I've lived with my host home family for almost two weeks now. And I've learnt a lot.
For example, they eat different food when it rains. They make some kind of soup, with contains a lot of ginger in it.
"Only when it rains. We eat more when it rains." The grandmother says.
Funerals take as long as you want them to. If a relative from a rich family dies, the funeral process will take roughly 2 weeks. It depends on the family's wealth. They go to church everyday for however many days and pray, spend time with everyone. Recently, my Filipino family's uncle passed away, and the funeral was 4 days long. I told them that our funerals only lasted one day, and they were shocked.
"I thought you guys had money?!"
Since I've been here, I've learnt how much water means to them. Whenever I do the washing up, I don't realise how long I leave the tap running when I go and grab the other plate to rinse or whatever. The grandmother always turns the tap off for me.
"Always turn it off when it is not being used."
I was talking about public transport with the family the other day. I explained that we have double decker buses, which have numbers on them - like jeepneys but they're not jeepneys. They cost £1.40 a ride, and they asked how much that was. I worked it out and it was something like over 120 pesos. And jeepneys only cost 8 pesos. Their faces dropped.
And I live with two Filipino volunteers. I've noticed they take their time in doing anything. If they have work at half 8, they'll leave at half 8, or maybe just before. They like staying indoors, washing their clothes (last time I hand washed my clothes, it took me 2 hours!). No matter how much I try to fit in, do the same things as the family, they'll always treat me as a guest. Of course, that's lovely, but I hate being treated differently, or the one with all the attention. But I do as much as possible for the family, they're lovely.
I started my work placement in a different school - First High School for the Hearing Impaired.
When I arrived, I met the teacher who I was going to be working with.
"Your voice is amazing."
I laughed. I honestly didn't know what to say, I've been told that so many times now.
She showed me around and we sat down and she asked me what subjects I liked.
"English." I said.
She asked me to write a paragraph about myself. (I wish I took a picture of it!)
I started with my name, age and where I lived. I then went on to my family who are deaf, and my two hearing sisters. I spoke about BSL, how I sign differently at home to how I sign here, and how I plan to go to university. I spoke about my qualifications I have now, and finally, I thanked her for letting me work there.
While she picked the paper up and read it, her face seemed gobsmaked.
"You have a deaf family? Do they speak?"
"No, we all sign."
"But how? You studied French? I don't understand?"
"In the UK, we aren't restricted to a lower level qualification. They challenge us, and make sure we go as far as we can go. It is also compulsory for all children to be taught English until they're 16, unlike in the Philippines and in my opinion, English is the most important subject for everyone."
Before I started my work placement, another UK volunteer was working at the school. When she arrived, they didn't teach English at all.

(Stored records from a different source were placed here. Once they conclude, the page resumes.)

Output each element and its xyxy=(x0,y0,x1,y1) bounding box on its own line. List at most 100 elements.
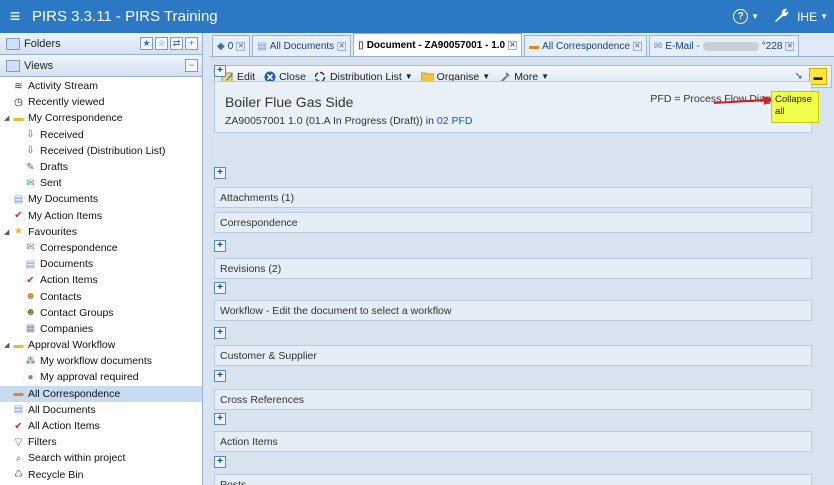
expand-section-icon[interactable]: + xyxy=(214,456,226,468)
add-icon[interactable]: + xyxy=(185,37,198,50)
tab-strip: ◆ 0 ✕ ▤ All Documents ✕ ▯ Document - ZA90057001… xyxy=(210,33,834,57)
received-dist-icon: ⇩ xyxy=(26,145,35,157)
tab-close-icon[interactable]: ✕ xyxy=(236,41,246,51)
section-title: Workflow - Edit the document to select a… xyxy=(220,304,452,317)
folders-header[interactable]: Folders ★ ☆ ⇄ + xyxy=(0,33,202,55)
tab-close-icon[interactable]: ✕ xyxy=(337,41,347,51)
folder-link[interactable]: 02 PFD xyxy=(437,115,473,127)
section-title: Customer & Supplier xyxy=(220,349,317,362)
views-item-label: My Correspondence xyxy=(28,112,123,125)
document-title: Boiler Flue Gas Side xyxy=(225,94,354,110)
views-item-action-items[interactable]: ✔ Action Items xyxy=(0,272,202,288)
views-item-documents[interactable]: ▤ Documents xyxy=(0,256,202,272)
red-arrow-icon xyxy=(713,96,774,105)
views-item-my-documents[interactable]: ▤ My Documents xyxy=(0,191,202,207)
expand-section-icon[interactable]: + xyxy=(214,413,226,425)
tab-label-suffix: °228 xyxy=(761,40,783,52)
favourite-star-outline-icon[interactable]: ☆ xyxy=(155,37,168,50)
expand-section-icon[interactable]: + xyxy=(214,167,226,179)
views-item-activity-stream[interactable]: ≋ Activity Stream xyxy=(0,78,202,94)
section-posts[interactable]: Posts xyxy=(214,474,812,485)
views-item-label: My Action Items xyxy=(28,209,103,222)
views-icon xyxy=(6,59,20,72)
favourite-star-icon[interactable]: ★ xyxy=(140,37,153,50)
section-action-items[interactable]: Action Items xyxy=(214,431,812,452)
views-item-filters[interactable]: ▽ Filters xyxy=(0,434,202,450)
section-workflow-edit-the-document-to-select-a-workflow[interactable]: Workflow - Edit the document to select a… xyxy=(214,300,812,321)
views-item-drafts[interactable]: ✎ Drafts xyxy=(0,159,202,175)
section-attachments-1[interactable]: Attachments (1) xyxy=(214,187,812,208)
tab-close-icon[interactable]: ✕ xyxy=(508,40,518,50)
views-tree: ≋ Activity Stream ◷ Recently viewed ◢ ▬ My Cor… xyxy=(0,77,202,485)
help-menu[interactable]: ? ▼ xyxy=(733,9,759,24)
wrench-icon[interactable] xyxy=(773,7,789,26)
views-item-all-documents[interactable]: ▤ All Documents xyxy=(0,402,202,418)
section-revisions-2[interactable]: Revisions (2) xyxy=(214,258,812,279)
views-item-all-action-items[interactable]: ✔ All Action Items xyxy=(0,418,202,434)
views-item-label: Sent xyxy=(40,177,62,190)
views-item-my-action-items[interactable]: ✔ My Action Items xyxy=(0,208,202,224)
chevron-down-icon: ▼ xyxy=(482,72,491,81)
documents-icon: ▤ xyxy=(257,40,267,52)
section-customer-supplier[interactable]: Customer & Supplier xyxy=(214,345,812,366)
recycle-icon: ♺ xyxy=(14,469,23,481)
user-menu[interactable]: IHE ▼ xyxy=(797,10,828,24)
views-item-received[interactable]: ⇩ Received xyxy=(0,127,202,143)
company-icon: ▦ xyxy=(25,323,36,335)
expand-toggle-icon[interactable]: ◢ xyxy=(4,114,12,122)
views-item-favourites[interactable]: ◢ ★ Favourites xyxy=(0,224,202,240)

"They couldn't be bothered to learn." The teacher said. But the UK volunteer disagreed and was determined to change the timetable. And so it did.
And now we both are teaching English from grades 7 - 9.
"I want to frame this. I honestly do." The teacher said as soon as she finished reading my paragraph.
"It's only a paragraph." I thought to myself. If a teacher from the UK read it, it would be a different story.
The teacher created me a timetable straightaway, and my day consists of English and maths. I chose those subjects because I know I'd be able to make a difference - I love English (to be fair, the teacher's English is not good enough to be able to teach) and I'm good at maths.
I was a judge for the fashion and dance show at the school today. All the children (even though most of them are teenagers and older than me) seem so enthusiastic, willing to learn and friendly. I was dragged in so many pictures today, I practically famous. The perks of being a white person in the Philippines - not.